Beate bereitet sich vor: Gegen Sand und Staub helfen Schutzbrille und Schal, denn heute vormittag ist Training angesagt. Dünen-Fahren mit den Offroad-Lkws!

Guide Holger, Rallye-erfahren, (erlebnis-offroad.com) hat einen Parcours die Dünen rauf und runter abgesteckt, mit vielen Schlängel-, Schräg- und Kippfahrten. Wir können uns und unsere Fahrzeuge in verschiedenen Fahrsituationen testen und – natürlich – die Erfahrung machen, dass das Fortbewegungsmittel mehr kann als Mann oder Frau am Steuer sich zutrauen.

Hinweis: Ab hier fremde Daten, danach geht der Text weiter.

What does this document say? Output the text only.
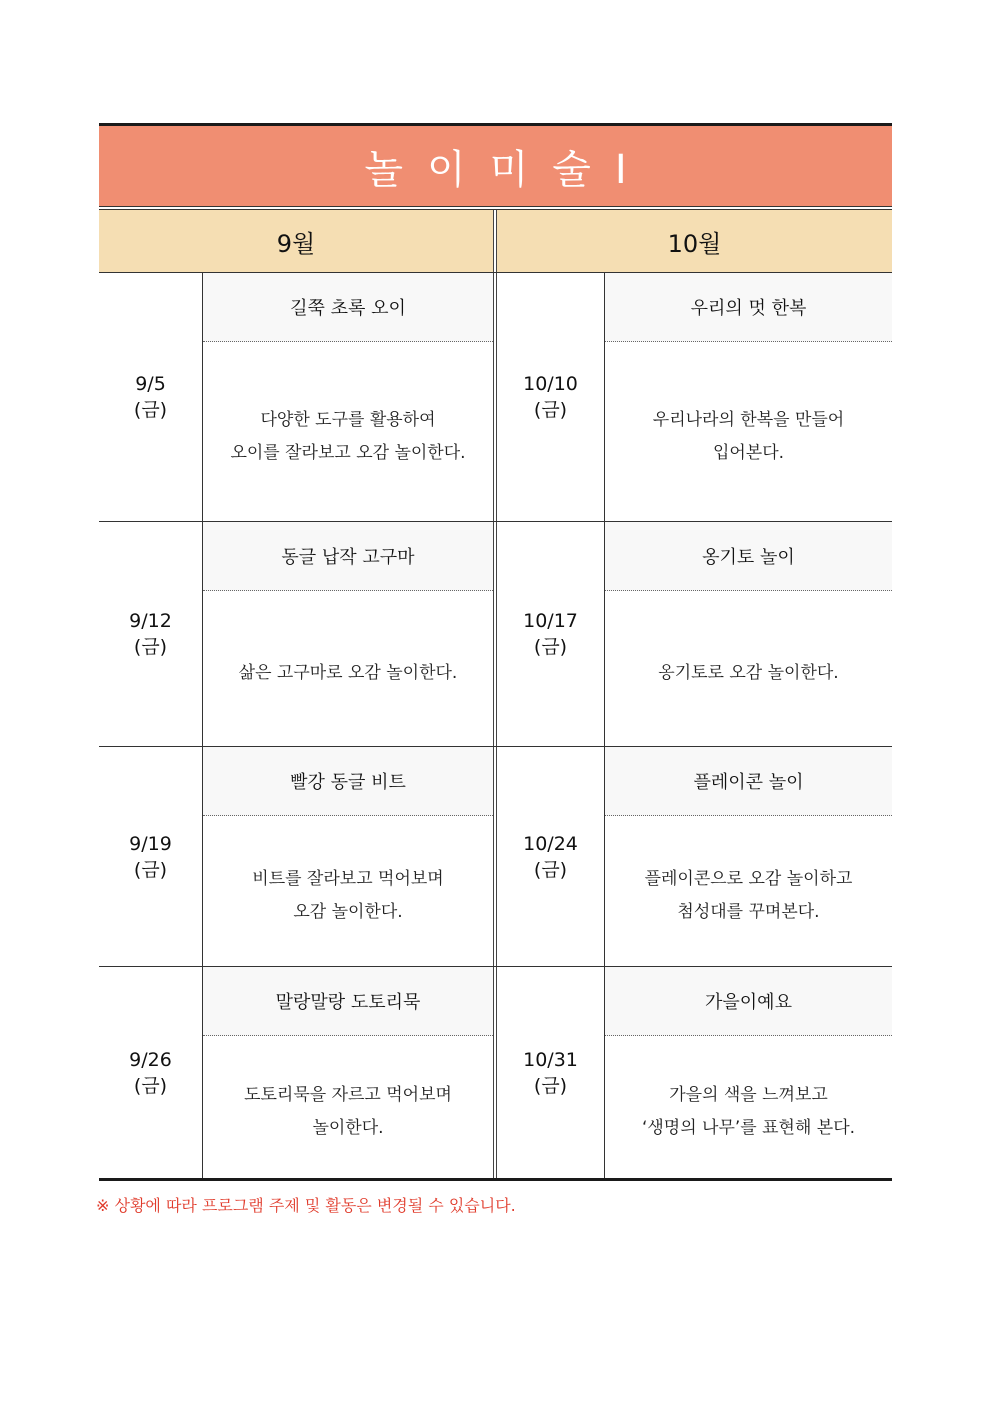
놀이미술Ⅰ
9월	10월
9/5
(금)
길쭉 초록 오이
다양한 도구를 활용하여
오이를 잘라보고 오감 놀이한다.
10/10
(금)
우리의 멋 한복
우리나라의 한복을 만들어
입어본다.
9/12
(금)
동글 납작 고구마
삶은 고구마로 오감 놀이한다.
10/17
(금)
옹기토 놀이
옹기토로 오감 놀이한다.
9/19
(금)
빨강 동글 비트
비트를 잘라보고 먹어보며
오감 놀이한다.
10/24
(금)
플레이콘 놀이
플레이콘으로 오감 놀이하고
첨성대를 꾸며본다.
9/26
(금)
말랑말랑 도토리묵
도토리묵을 자르고 먹어보며
놀이한다.
10/31
(금)
가을이예요
가을의 색을 느껴보고
‘생명의 나무’를 표현해 본다.
※ 상황에 따라 프로그램 주제 및 활동은 변경될 수 있습니다.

Das Training hat mich an meine Segeltour vor Mallorca und die Sprüche des Skippers erinnert: Das Boot kann im Sturm mehr ab als die Insassen an Bord! Luft hat keine Balken, auf hoher See schwimmt einem selten was in den Weg – und in den Sanddünen besteht nur die Gefahr, dass ein 7,5-Tonner umkippt (der zwangsläufig im Gegensatz zu einem Land Rover schwerer wieder auf seine Füße zu stellen ist). Daher kann man recht unbefangen im Sand rumwühlen – man kann kaum irgendwo anstoßen!

Magirus-Fahrer Rolf liegt indes mit schwerer Gedärmproblematik ob der Rühreier vom Vortag flach und kann den Freuden des Sandfahrens nicht frönen. Aber der Iveco, der ein auf Allrad und Geländegängigkeit umgebauter Daily-Transporter ist, schlägt sich wacker und wird von Fahrer Hubertus beherzt durch den Sand getrieben. Und weil er leicht ist, teilweise besser und flotter als der Unimog. Der aber ebenso alle Passagen ungerührt und unbeeindruckt absolviert.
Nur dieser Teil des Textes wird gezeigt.